ON SWEDEN‘S POSITION:
”We want the overall spending levels to come down and also a more modern budget. It should more address the competitiveness problems that we see in Europe.
“We can see that we have nine net contributors that are contributing quite much to the EU budget. I think it’s a value in itself if these nine countries could stick together and bring down the expenditure levels.”
“It is clear that there we are part of a group that pays a lot. We are thorough with how the money is used. There are a lot of countries in Europe with big problems and you can’t suddenly pop up in Brussels now and pretend that this isn’t the case anymore.”
“My idea is that you have to keep your loaded gun in your pocket and once you put it on the table you are putting so much pressure on the negotiations that they don’t lead anywhere. I always have a loaded gun in my pocket during negotiations, only figuratively speaking, of course.”
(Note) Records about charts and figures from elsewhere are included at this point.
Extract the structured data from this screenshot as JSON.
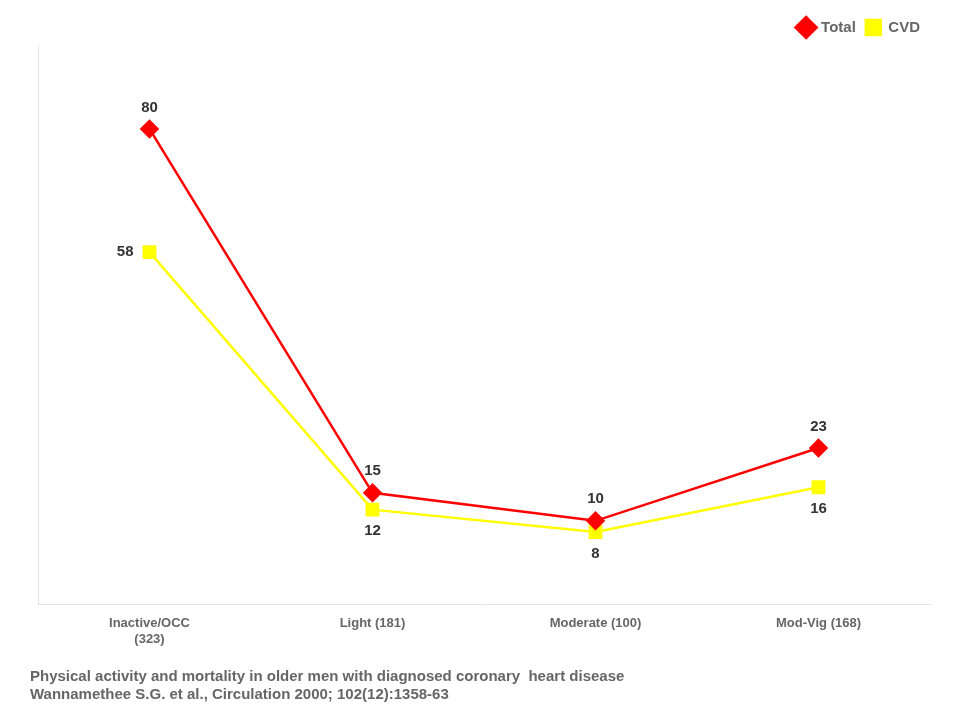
{
  "chart_data": {
    "type": "line",
    "subtitle": [
      "Physical activity and mortality in older men with diagnosed coronary  heart disease",
      "Wannamethee S.G. et al., Circulation 2000; 102(12):1358-63"
    ],
    "categories": [
      "Inactive/OCC\n(323)",
      "Light (181)",
      "Moderate (100)",
      "Mod-Vig (168)"
    ],
    "series": [
      {
        "name": "Total",
        "color": "#FF0000",
        "marker": "diamond",
        "values": [
          80,
          15,
          10,
          23
        ]
      },
      {
        "name": "CVD",
        "color": "#FFFF00",
        "marker": "square",
        "values": [
          58,
          12,
          8,
          16
        ]
      }
    ],
    "ylim": [
      -5,
      95
    ],
    "tick_labels": "x",
    "grid": false,
    "legend": "upper right",
    "data_labels": true
  }
}
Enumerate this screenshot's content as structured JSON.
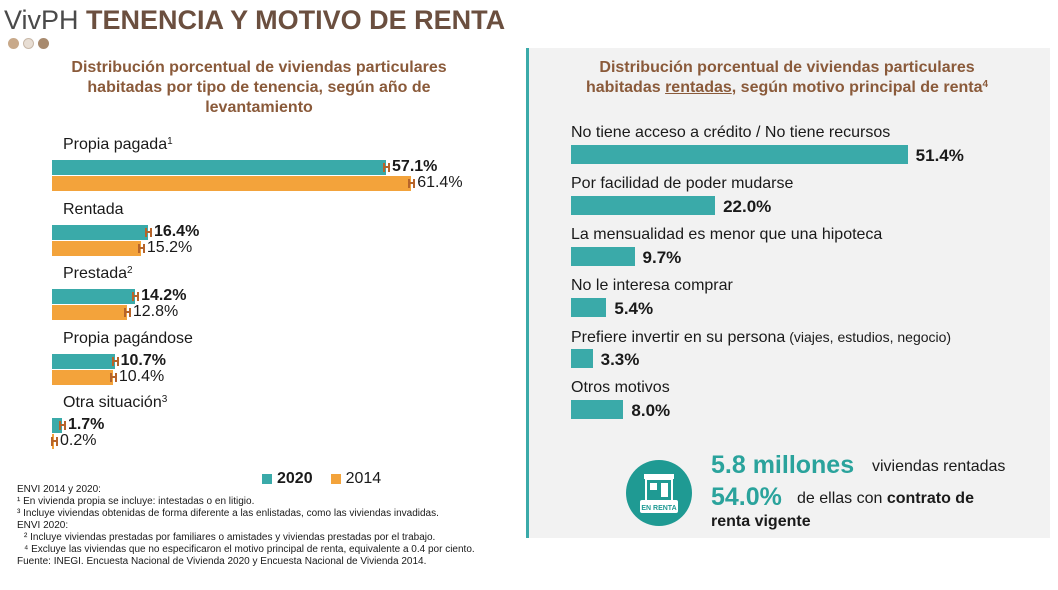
{
  "header": {
    "title_prefix": "VivPH",
    "title_main": "TENENCIA Y MOTIVO DE RENTA",
    "dots": [
      "#c8a98a",
      "#e8ded4",
      "#a88a6e"
    ]
  },
  "colors": {
    "series_2020": "#3aaaa9",
    "series_2014": "#f3a33b",
    "title_brown": "#8a5a3a",
    "accent_teal": "#2aa39c"
  },
  "chart_data": [
    {
      "type": "bar",
      "orientation": "horizontal",
      "title": "Distribución porcentual de viviendas particulares habitadas por tipo de tenencia, según año de levantamiento",
      "title_lines": [
        "Distribución porcentual de viviendas particulares",
        "habitadas por tipo de tenencia, según año de",
        "levantamiento"
      ],
      "categories": [
        {
          "label": "Propia pagada",
          "note": "1"
        },
        {
          "label": "Rentada",
          "note": ""
        },
        {
          "label": "Prestada",
          "note": "2"
        },
        {
          "label": "Propia pagándose",
          "note": ""
        },
        {
          "label": "Otra situación",
          "note": "3"
        }
      ],
      "series": [
        {
          "name": "2020",
          "values": [
            57.1,
            16.4,
            14.2,
            10.7,
            1.7
          ],
          "labels": [
            "57.1%",
            "16.4%",
            "14.2%",
            "10.7%",
            "1.7%"
          ]
        },
        {
          "name": "2014",
          "values": [
            61.4,
            15.2,
            12.8,
            10.4,
            0.2
          ],
          "labels": [
            "61.4%",
            "15.2%",
            "12.8%",
            "10.4%",
            "0.2%"
          ]
        }
      ],
      "error_bars": true,
      "legend": "bottom",
      "grid": false
    },
    {
      "type": "bar",
      "orientation": "horizontal",
      "title_lines": [
        "Distribución porcentual de viviendas particulares",
        "habitadas rentadas, según motivo principal de renta"
      ],
      "title_note": "4",
      "categories": [
        {
          "label": "No tiene acceso a crédito / No tiene recursos",
          "detail": ""
        },
        {
          "label": "Por facilidad de poder mudarse",
          "detail": ""
        },
        {
          "label": "La mensualidad es menor que una hipoteca",
          "detail": ""
        },
        {
          "label": "No le interesa comprar",
          "detail": ""
        },
        {
          "label": "Prefiere invertir en su persona",
          "detail": " (viajes, estudios, negocio)"
        },
        {
          "label": "Otros motivos",
          "detail": ""
        }
      ],
      "values": [
        51.4,
        22.0,
        9.7,
        5.4,
        3.3,
        8.0
      ],
      "labels": [
        "51.4%",
        "22.0%",
        "9.7%",
        "5.4%",
        "3.3%",
        "8.0%"
      ],
      "grid": false
    }
  ],
  "legend": {
    "label_2020": "2020",
    "label_2014": "2014"
  },
  "notes": [
    "ENVI 2014 y 2020:",
    "¹ En vivienda propia se incluye: intestadas o en litigio.",
    "³ Incluye viviendas obtenidas de forma diferente a las enlistadas, como las viviendas invadidas.",
    "ENVI 2020:",
    "² Incluye viviendas prestadas por familiares o amistades y viviendas prestadas por el trabajo.",
    "⁴ Excluye las viviendas que no especificaron el motivo principal de renta, equivalente a 0.4 por ciento.",
    "Fuente: INEGI. Encuesta Nacional de Vivienda 2020 y Encuesta Nacional de Vivienda 2014."
  ],
  "callout": {
    "icon": "house-for-rent-icon",
    "icon_label": "EN RENTA",
    "stat1_number": "5.8 millones",
    "stat1_text": "viviendas rentadas",
    "stat2_number": "54.0%",
    "stat2_text_a": "de ellas con",
    "stat2_text_b": "contrato de",
    "stat2_text_c": "renta vigente"
  }
}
ON THE NETHERLANDS’ POSITION AS A NET CONTRIBUTOR:
“We accept that the Netherlands will remain a net contributor, but we will insist on a fair deal that includes our rebate and a modern and sober EU budget that reflects these austere times.”
”I‘m not sure we’ll succeed in one go. It’s very complex. I have been in touch with several colleagues over the past days and only had one message.
“If it doesn’t happen at once we have to avoid worsening the atmosphere by so much that we need months to restore personal relations. Let’s try to get talks to a quiet end and continue in January.”
LUXEMBOURG‘S PRIME MINISTER JEAN-CLAUDE JUNCKER
“I expect very tough negotiations, things are not close enough to get to a quick agreement.”
“We don’t need much more money but also not a lot less. We have made decisions about the past years, also the European Council (...) to finance adequately.”
ON BRITAIN‘S POSITION:
“I can’t imagine how we can convince them, but they will have to be convinced.”
”These are very important negotiations. Clearly at a time when we are making difficult decisions at home over public spending it would be quite wrong, it is quite wrong, for there to be proposals for this increased extra spending in the EU.
“So we are going to be negotiating very hard for a good deal for Britain’s taxpayers and for Europe’s taxpayers and to keep the British rebate.”
ON BELGIUM‘S APPROACH:
“We want an ambitious European budget. We need a good budget to have more solidarity in Europe, for different countries and different policy areas such as agriculture...”
ASKED ABOUT BRITAIN‘S APPROACH:
”It’s a shame that for the British, Europe is primarily a single market. For me, for Belgium, Europe is more solidarity and prosperity for all Europeans, so I will plead with somebody such as David Cameron for more an ambitious budget.
“Is this possible or not, we will see, but I hope that other countries such as Italy and France will support us for the ambitious budget.”
“I‘m afraid that it will be another marathon.”